4. Design and total synthesis of unnatural analogues of the sub-nanomolar SERCA inhibitor thapsigargin
Stephen P. Andrews, Malcolm M. Tait, Matthew Ball and Steven V. Ley*. Org. Biomol. Chem., 2007, 5, 1427–1436
Thapsigargin is a potent and selective inhibitor of sarco/endoplasmic reticulumCa2+ ATPases (SERCAs). As such, thapsigargin is capable of severely unbalancing cellular Ca2+ concentrations, often leading to disrupted cell function and growth, and apoptosis of the affected cell. Significantly, this has led to the development of a thapsigargin-derived prodrug for the treatment of prostate cancer.When tested in vivo, the prodrug was selectively cytotoxic to prostate tumours, whilst displaying minimal host toxicity.
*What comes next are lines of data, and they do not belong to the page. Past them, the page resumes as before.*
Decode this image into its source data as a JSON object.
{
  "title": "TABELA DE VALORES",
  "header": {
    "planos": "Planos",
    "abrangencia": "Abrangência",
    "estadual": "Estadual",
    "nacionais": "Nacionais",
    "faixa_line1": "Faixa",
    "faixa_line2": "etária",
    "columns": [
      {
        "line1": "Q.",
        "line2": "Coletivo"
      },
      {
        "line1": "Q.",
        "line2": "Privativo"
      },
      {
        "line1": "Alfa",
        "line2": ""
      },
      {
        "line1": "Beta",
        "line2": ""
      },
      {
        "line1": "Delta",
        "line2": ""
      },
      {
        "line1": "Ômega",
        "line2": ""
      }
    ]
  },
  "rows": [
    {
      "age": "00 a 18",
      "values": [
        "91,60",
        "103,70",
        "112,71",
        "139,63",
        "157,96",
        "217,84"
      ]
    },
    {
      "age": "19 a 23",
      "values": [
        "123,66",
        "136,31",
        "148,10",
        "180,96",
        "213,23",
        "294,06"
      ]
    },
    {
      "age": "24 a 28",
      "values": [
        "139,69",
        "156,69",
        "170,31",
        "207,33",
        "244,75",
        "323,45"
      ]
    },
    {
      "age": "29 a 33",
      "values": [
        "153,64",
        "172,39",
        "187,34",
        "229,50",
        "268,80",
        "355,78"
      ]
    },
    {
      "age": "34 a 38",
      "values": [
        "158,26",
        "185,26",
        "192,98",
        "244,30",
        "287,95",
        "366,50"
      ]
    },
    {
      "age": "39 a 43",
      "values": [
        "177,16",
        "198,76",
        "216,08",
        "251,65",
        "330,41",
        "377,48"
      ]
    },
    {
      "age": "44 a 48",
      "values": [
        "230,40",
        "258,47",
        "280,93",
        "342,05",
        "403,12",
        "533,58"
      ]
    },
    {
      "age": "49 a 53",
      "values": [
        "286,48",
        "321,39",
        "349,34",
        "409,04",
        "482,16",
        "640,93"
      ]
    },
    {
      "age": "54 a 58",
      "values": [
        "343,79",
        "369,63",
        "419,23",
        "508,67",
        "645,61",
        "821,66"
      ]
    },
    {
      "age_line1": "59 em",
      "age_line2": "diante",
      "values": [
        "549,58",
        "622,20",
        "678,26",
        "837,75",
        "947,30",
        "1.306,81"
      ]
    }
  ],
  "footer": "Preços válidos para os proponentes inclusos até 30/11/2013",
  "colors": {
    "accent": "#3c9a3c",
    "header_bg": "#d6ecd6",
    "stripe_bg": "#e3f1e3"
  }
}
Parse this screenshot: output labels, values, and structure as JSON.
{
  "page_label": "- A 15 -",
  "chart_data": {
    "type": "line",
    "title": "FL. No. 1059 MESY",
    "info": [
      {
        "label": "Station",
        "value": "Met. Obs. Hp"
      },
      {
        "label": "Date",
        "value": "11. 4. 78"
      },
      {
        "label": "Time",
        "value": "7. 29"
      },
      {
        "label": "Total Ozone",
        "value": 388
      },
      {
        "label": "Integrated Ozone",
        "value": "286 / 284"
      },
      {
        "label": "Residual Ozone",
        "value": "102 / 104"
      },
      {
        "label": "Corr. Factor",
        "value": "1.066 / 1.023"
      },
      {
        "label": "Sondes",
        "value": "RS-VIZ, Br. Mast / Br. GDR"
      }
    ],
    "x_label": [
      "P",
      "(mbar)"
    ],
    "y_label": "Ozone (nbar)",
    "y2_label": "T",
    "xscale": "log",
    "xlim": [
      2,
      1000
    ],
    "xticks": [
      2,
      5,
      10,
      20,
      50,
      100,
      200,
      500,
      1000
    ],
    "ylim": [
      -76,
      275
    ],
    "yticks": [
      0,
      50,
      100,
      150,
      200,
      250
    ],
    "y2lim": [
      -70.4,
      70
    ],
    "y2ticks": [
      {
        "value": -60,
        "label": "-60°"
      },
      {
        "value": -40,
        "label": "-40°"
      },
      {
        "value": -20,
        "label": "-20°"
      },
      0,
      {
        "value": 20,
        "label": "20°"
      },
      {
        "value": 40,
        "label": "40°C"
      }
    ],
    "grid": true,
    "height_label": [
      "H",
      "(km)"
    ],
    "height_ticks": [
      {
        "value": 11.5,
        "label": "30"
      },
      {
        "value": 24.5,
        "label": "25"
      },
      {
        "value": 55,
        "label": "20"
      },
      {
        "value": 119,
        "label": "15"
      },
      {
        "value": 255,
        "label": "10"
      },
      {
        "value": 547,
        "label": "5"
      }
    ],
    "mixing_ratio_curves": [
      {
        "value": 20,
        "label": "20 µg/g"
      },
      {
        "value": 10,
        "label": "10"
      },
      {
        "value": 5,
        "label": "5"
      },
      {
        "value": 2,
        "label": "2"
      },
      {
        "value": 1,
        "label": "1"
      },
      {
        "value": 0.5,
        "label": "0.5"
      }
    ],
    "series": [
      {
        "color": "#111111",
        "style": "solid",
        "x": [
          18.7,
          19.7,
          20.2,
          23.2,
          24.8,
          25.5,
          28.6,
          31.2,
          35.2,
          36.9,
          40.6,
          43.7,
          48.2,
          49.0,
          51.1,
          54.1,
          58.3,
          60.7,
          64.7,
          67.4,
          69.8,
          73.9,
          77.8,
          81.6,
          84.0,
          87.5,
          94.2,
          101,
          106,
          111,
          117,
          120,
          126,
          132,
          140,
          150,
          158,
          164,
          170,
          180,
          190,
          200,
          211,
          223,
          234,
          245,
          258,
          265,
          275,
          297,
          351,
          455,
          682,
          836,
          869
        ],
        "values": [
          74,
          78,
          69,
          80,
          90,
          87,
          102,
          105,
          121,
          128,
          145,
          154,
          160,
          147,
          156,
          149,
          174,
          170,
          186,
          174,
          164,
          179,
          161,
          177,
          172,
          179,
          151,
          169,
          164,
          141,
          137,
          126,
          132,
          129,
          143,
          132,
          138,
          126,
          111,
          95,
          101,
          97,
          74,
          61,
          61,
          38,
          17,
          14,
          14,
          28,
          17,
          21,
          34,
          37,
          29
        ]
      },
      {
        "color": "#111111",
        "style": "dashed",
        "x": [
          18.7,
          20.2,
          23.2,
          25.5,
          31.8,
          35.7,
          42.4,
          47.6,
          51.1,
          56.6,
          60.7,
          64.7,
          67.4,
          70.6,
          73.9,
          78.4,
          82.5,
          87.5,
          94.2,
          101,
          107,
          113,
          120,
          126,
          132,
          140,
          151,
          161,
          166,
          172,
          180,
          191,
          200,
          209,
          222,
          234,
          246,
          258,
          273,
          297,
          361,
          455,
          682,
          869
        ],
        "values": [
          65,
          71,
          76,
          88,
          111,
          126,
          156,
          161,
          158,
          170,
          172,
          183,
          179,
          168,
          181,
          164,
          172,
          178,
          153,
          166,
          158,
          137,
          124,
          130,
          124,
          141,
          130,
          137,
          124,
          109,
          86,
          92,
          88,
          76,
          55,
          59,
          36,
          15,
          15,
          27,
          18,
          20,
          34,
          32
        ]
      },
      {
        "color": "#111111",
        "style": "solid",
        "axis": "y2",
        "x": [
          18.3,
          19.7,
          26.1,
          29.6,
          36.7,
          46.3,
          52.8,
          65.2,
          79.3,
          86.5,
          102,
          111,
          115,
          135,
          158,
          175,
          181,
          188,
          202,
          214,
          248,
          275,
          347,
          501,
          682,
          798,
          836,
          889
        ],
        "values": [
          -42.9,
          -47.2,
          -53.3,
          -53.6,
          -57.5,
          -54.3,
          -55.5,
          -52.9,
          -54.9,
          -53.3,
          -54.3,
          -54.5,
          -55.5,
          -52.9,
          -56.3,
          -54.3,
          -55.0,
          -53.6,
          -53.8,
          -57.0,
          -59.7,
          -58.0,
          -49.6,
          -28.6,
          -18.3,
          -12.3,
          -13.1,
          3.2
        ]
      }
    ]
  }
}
Following the recent publication of the first total synthesis of thapsigargin, and with a growing understanding of its structure–activity relationship (SAR), highly active analogues of the natural product with simplified structures are increasingly within reach of the synthetic chemist. Furthermore, owing to the difficulties in cultivating Thapsia (from which thapsigargin is harvested in relatively small quantities), total synthesis appears attractive as a means of obtaining thapsigargin and related analogues.